LONDON (Reuters) - European gas inventories are at record levels as weak demand has led to excess gas moving into storage, putting pressure on producers to cut supply.
A rise in global liquefied natural gas (LNG) supply due to sluggish demand in Asia, two warm winters and reduced industrial demand due to the coronavirus pandemic, have resulted in unusually high European stocks.
“Unless we see strong supply cuts there is a risk that storage in northwest Europe is full by the end of July or early of August,” said Marina Tsygankova, a gas analyst at Refinitiv.
For a graphic on European gas storage fill quickly in 2020:
For a graphic on European gas stock fullness at the end of May 2020:
Some countries, such as Belgium, already have stocks running at over 90%, while others including Germany, Austria, France and Slovakia, have storage levels above 70%.
Norwegian flows to Britain averaged at 319 gigawatt hours (GWh) per day in May, compared to 540 GWh per day in May 2019, Refintiv Eikon data showed. Exports to continental Europe were at around at 2,387 GWh per day last month, compared to 2,623 GWh per day in May 2019.
Russian supplies via three main lines averaged at 3,374 GWh per day in May 2020, a 21% drop compared to May 2019.
Russian flows via the Yamal-Europe pipeline through the Mallnow compressor station halted in late May as the transit agreement between Russia and Poland expired.
But on June 1, flows jumped and pipeline capacities for the third quarter are almost entirely booked up, traders said, much of it bought by Gazprom (GAZP.MM).
Gazprom has been quiet with offering spot, June and July volumes via its electronic trading platform in the past several days, several gas traders said, adding this may help to tighten the market.
For a graphic on Total monthly European gas imports:
LNG deliveries are expected to be lower in June as well as dozens of cargoes for loading in the United States have been cancelled for June and July.
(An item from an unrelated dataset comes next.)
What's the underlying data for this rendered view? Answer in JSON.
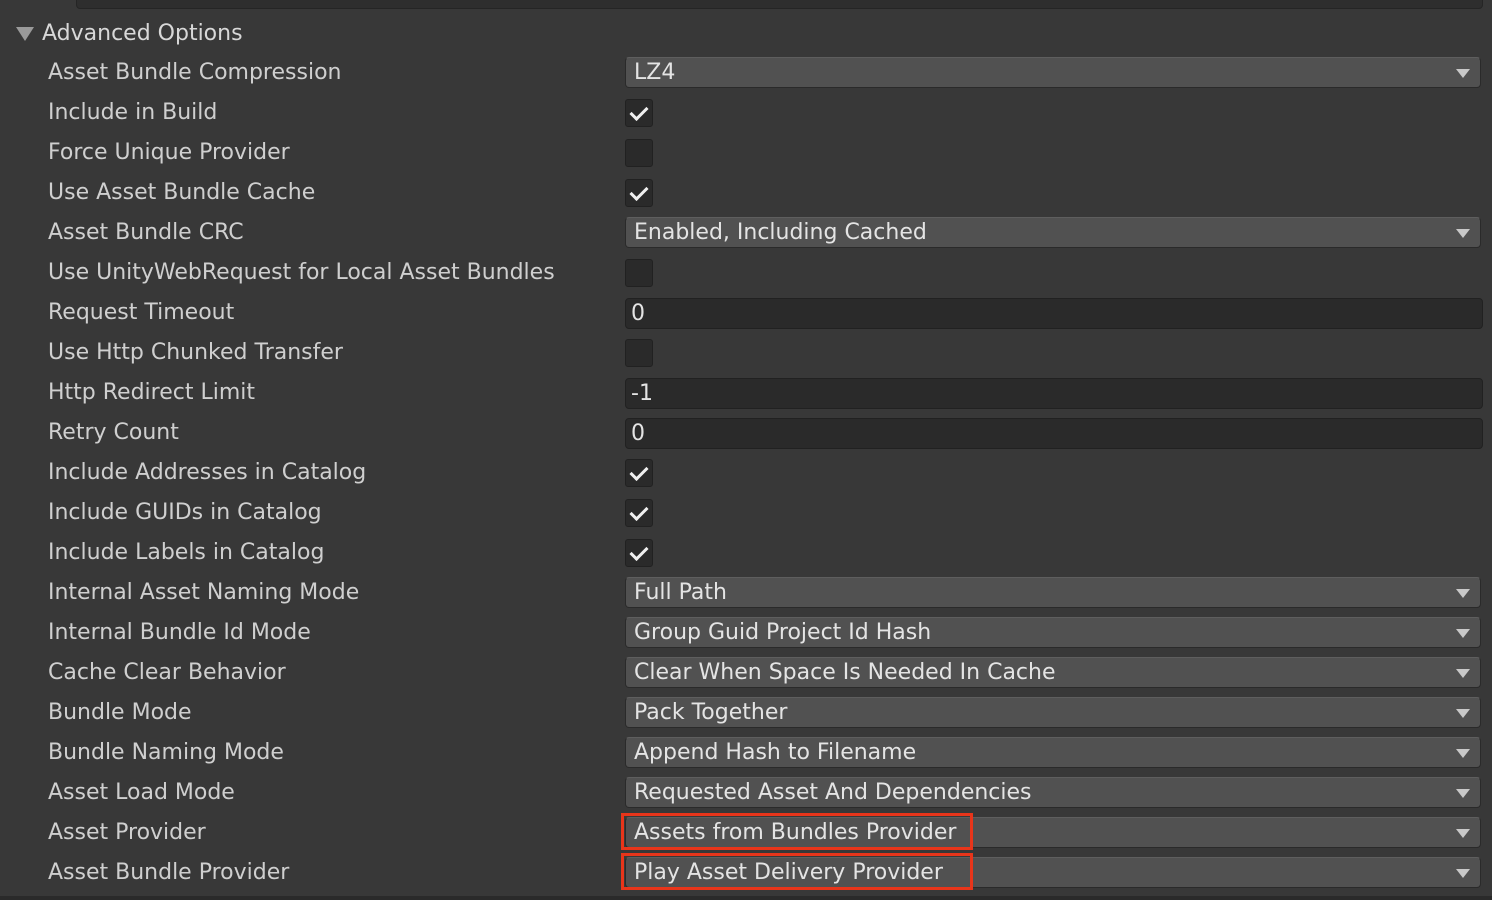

“We now expect around 125 U.S. cargoes to be shut-in this summer, potentially slashing LNG deliveries to Europe by up to 12 bcm (billion cubic metres) compared to what was expected at the start of the summer,” consultancy Energy Aspects said.
Qatari deliveries are also expected to be reduced as higher prices in Asia mean it’s more profitable to send cargoes to India and northeast Asia, one LNG trader said.